# Data Mining & Machine Learning

Data Mining refers to a process by which patterns are extracted from data. Such patterns often provide insights into relationships that can be used to improve business decision making. Statistical data mining tools and techniques can be roughly grouped according to their use for clustering, classification, association, and prediction. Procedure Statgraphics Centurion 18/19 Statgraphics
Sigma express
Statgraphics
stratus
Statgraphics
Web Services
StatBeans
Clustering Classification Association     Prediction Classification and Regression Trees Text Mining Decision Forests (V19 only) K-Means Clustering (V19 only) #### Clustering

Clustering refers to data mining tools and techniques by which a set of cases are placed into natural groupings based upon their measured characteristics. Since the number of characteristics is often large, a multivariate measure of similarity between cases needs to be employed. When looking for how to data mine, Statgraphics provides a number of methods for deriving clusters, including nearest neighbor, furthest neighbor, centroid, median, group average, Ward's method, and the method of K-Means. The results may be displayed as a dendrogram, a membership table, or an icicle plot. Agglomeration plots are used to suggest the proper number of clusters. More: Cluster Analysis.pdf

#### Classification

Classification is among the data mining tools and techniques by which a set of cases are assigned to levels of a categorical factor based upon their characteristics. A training set of known cases is used to develop a classification algorithm which can then be used to predict which category unknown cases are most likely to belong to. For example, applicants for a loan might be placed into risk categories based upon their personal characteristics, given an algorithm developed from previous applicants.
The Neural Network Classifier in Statgraphics uses a method based on nonparametric density function estimates combined with Bayesian priors.  #### Association

Measures of Association are used to identify variables that are related to each other. If the factors are quantitative, correlation coefficients may be used for statistical data mining tools and techniques like this. If the factors are non-quantitative, other measures of association are used for considering how to data mine. A matrix plot with nonlinear Lowess smoothers is shown below.
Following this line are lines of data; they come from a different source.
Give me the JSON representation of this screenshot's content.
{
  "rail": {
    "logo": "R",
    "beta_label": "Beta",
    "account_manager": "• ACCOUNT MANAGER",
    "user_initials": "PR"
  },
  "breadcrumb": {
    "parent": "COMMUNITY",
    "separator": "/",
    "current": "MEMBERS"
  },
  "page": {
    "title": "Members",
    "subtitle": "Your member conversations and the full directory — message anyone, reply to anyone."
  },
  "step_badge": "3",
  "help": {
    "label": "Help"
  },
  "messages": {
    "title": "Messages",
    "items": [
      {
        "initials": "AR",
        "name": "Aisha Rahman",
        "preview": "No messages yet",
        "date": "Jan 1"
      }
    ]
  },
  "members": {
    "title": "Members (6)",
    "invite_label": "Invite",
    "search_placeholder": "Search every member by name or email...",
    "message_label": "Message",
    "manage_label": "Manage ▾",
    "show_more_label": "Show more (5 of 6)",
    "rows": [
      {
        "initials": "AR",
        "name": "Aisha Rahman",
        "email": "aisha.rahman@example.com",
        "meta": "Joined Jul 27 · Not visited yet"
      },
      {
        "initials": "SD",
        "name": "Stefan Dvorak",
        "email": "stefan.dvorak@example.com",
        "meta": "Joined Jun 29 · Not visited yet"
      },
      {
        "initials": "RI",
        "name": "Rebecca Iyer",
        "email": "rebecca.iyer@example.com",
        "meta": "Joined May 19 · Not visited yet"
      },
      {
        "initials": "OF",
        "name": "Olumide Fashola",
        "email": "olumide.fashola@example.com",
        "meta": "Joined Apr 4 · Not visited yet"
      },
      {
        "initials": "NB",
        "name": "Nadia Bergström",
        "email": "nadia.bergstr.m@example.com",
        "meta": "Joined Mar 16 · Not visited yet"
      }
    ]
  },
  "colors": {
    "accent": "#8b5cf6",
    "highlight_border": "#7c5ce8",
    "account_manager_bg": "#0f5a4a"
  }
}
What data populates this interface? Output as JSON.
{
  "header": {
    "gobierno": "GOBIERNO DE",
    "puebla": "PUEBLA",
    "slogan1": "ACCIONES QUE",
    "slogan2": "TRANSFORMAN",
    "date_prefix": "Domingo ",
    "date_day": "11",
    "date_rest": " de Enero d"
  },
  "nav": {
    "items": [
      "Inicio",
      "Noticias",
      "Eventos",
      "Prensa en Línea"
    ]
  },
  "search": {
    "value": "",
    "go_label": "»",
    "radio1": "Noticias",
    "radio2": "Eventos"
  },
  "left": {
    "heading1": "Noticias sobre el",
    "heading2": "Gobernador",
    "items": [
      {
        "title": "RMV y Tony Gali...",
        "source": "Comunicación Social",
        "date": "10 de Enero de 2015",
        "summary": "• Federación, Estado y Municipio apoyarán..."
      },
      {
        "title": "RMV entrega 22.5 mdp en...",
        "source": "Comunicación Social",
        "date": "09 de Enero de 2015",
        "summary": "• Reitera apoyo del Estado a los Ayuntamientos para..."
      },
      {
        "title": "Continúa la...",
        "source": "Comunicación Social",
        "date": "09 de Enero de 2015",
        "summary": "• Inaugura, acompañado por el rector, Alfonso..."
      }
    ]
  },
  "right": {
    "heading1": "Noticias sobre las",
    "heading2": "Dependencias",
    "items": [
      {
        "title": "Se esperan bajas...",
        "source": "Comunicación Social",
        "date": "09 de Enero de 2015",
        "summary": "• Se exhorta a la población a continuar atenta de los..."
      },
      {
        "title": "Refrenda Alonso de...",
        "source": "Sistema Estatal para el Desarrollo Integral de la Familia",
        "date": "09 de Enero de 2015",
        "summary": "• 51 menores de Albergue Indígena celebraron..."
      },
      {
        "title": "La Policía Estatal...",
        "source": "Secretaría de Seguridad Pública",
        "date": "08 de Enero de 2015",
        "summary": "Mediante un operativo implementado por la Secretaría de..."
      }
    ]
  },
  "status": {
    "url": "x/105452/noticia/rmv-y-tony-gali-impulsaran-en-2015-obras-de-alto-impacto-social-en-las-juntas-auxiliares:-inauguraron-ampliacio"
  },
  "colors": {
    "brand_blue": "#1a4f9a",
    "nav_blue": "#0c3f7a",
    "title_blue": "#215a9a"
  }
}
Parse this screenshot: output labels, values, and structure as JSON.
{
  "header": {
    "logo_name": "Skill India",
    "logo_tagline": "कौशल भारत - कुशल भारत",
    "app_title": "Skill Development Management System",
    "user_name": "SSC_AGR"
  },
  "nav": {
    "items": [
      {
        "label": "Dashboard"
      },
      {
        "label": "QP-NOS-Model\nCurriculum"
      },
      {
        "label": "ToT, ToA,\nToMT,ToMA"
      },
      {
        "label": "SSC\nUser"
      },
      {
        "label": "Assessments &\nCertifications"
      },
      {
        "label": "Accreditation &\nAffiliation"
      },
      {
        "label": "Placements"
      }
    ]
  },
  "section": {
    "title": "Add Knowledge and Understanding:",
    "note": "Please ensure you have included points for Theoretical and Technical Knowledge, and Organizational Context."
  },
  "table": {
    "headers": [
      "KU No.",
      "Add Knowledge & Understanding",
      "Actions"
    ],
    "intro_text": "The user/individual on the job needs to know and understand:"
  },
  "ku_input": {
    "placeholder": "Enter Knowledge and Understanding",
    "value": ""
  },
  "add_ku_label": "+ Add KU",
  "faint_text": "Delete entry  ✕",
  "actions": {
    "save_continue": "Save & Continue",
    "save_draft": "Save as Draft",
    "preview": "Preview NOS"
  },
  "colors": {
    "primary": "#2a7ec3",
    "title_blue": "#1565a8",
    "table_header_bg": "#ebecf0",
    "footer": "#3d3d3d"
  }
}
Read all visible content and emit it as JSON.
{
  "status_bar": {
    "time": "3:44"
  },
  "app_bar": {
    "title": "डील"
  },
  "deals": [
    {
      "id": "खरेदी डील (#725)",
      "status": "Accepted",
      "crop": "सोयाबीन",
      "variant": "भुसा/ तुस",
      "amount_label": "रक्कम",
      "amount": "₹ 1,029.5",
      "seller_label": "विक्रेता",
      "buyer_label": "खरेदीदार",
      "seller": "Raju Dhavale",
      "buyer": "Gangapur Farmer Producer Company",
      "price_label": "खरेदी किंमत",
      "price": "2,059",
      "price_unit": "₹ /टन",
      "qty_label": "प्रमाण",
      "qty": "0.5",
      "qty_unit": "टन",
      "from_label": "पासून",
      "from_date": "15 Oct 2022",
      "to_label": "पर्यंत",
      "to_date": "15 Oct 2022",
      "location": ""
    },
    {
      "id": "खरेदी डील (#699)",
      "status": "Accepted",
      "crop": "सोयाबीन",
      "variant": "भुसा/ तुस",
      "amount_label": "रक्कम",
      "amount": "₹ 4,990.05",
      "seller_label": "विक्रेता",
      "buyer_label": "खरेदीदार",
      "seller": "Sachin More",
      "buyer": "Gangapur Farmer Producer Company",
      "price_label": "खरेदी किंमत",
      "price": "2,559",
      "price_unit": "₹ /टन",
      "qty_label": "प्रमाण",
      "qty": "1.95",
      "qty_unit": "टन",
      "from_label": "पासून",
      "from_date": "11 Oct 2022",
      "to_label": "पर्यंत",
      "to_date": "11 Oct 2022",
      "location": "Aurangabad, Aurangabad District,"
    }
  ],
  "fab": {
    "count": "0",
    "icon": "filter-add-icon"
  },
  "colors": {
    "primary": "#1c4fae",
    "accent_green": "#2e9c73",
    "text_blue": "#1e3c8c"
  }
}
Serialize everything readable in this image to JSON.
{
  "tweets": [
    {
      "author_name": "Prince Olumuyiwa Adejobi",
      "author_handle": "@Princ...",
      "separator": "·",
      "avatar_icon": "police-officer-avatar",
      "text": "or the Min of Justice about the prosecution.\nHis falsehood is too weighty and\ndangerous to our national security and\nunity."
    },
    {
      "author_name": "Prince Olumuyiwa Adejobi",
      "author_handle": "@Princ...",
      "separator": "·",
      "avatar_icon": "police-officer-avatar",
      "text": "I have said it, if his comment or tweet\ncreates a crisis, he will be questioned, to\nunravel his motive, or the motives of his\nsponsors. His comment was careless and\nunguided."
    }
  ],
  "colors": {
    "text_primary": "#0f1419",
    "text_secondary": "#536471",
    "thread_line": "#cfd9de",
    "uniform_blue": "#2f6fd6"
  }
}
Statgraphics includes statistics such as Pearson's product-moment correlation coefficient, Kenkall and Spearman rank correlations, partial correlations, lambda, the uncertainty coefficient, Somer's D, the contingency coefficient, eta, Cramer's V, conditional gamma, Pearson's R, and Kendall's tau. #### Prediction

Prediction refers to the development of statistical models that can predict the value of one variable given the values of other variables. Regression models of various sorts are often used among data mining tools and techniques. When the number of predictors is large, selection of a good model can be difficult. In Statgraphics, the Regression Model Selection procedure of statistical data mining fits models involving all possible linear combinations of a set of predictors all selects the best models using criteria such as Mallows' Cp and the adjusted R-squared statistic. #### Classification and Regression Tress

The Classification and Regression Trees procedure implements a machine-learning process to predict observations from data. It creates models of 2 forms:

1. Classification models that divide observations into groups based on their observed characteristics.
1. Regression models that predict the value of a dependent variable.

The models are constructed by creating a tree, each node of which corresponds to a binary decision. Given a particular observation, one travels down the branches of the tree until a terminating leaf is found. Each leaf of the tree is associated with a predicted class or value. #### Text Mining

The Text Mining procedure analyzes one or more text columns or documents to determine how frequently various words are used. The main output of this procedure is an identification of those words that occur most frequently. Both tabular and graphical summaries are provided. More: Text Mining.pdf or Watch Video

#### Decision Forests (Version 19)

The Decision Forests procedure implements a machine-learning process to predict observations from data. It creates models of 2 forms:

• Classification models that divide observations into groups based on their observed characteristics.
• Regression models that predict the value of a dependent variable.

The models are constructed by creating a large number of decision trees and averaging the predictions made from those trees. Many trees are constructed using a procedure similar to that of Classification and Regression Trees, with randomized node optimization and “bagging”. #### K-Means Clustering (Version 19)

The K-Means Clustering procedure implements a machine-learning process to create groups or clusters of multivariate quantitative variables. Clusters are created by grouping observations which are close together in the space of the input variables. Unlike in the Cluster Analysis procedure listed above, the user does not have to specify initial seeds for each cluster.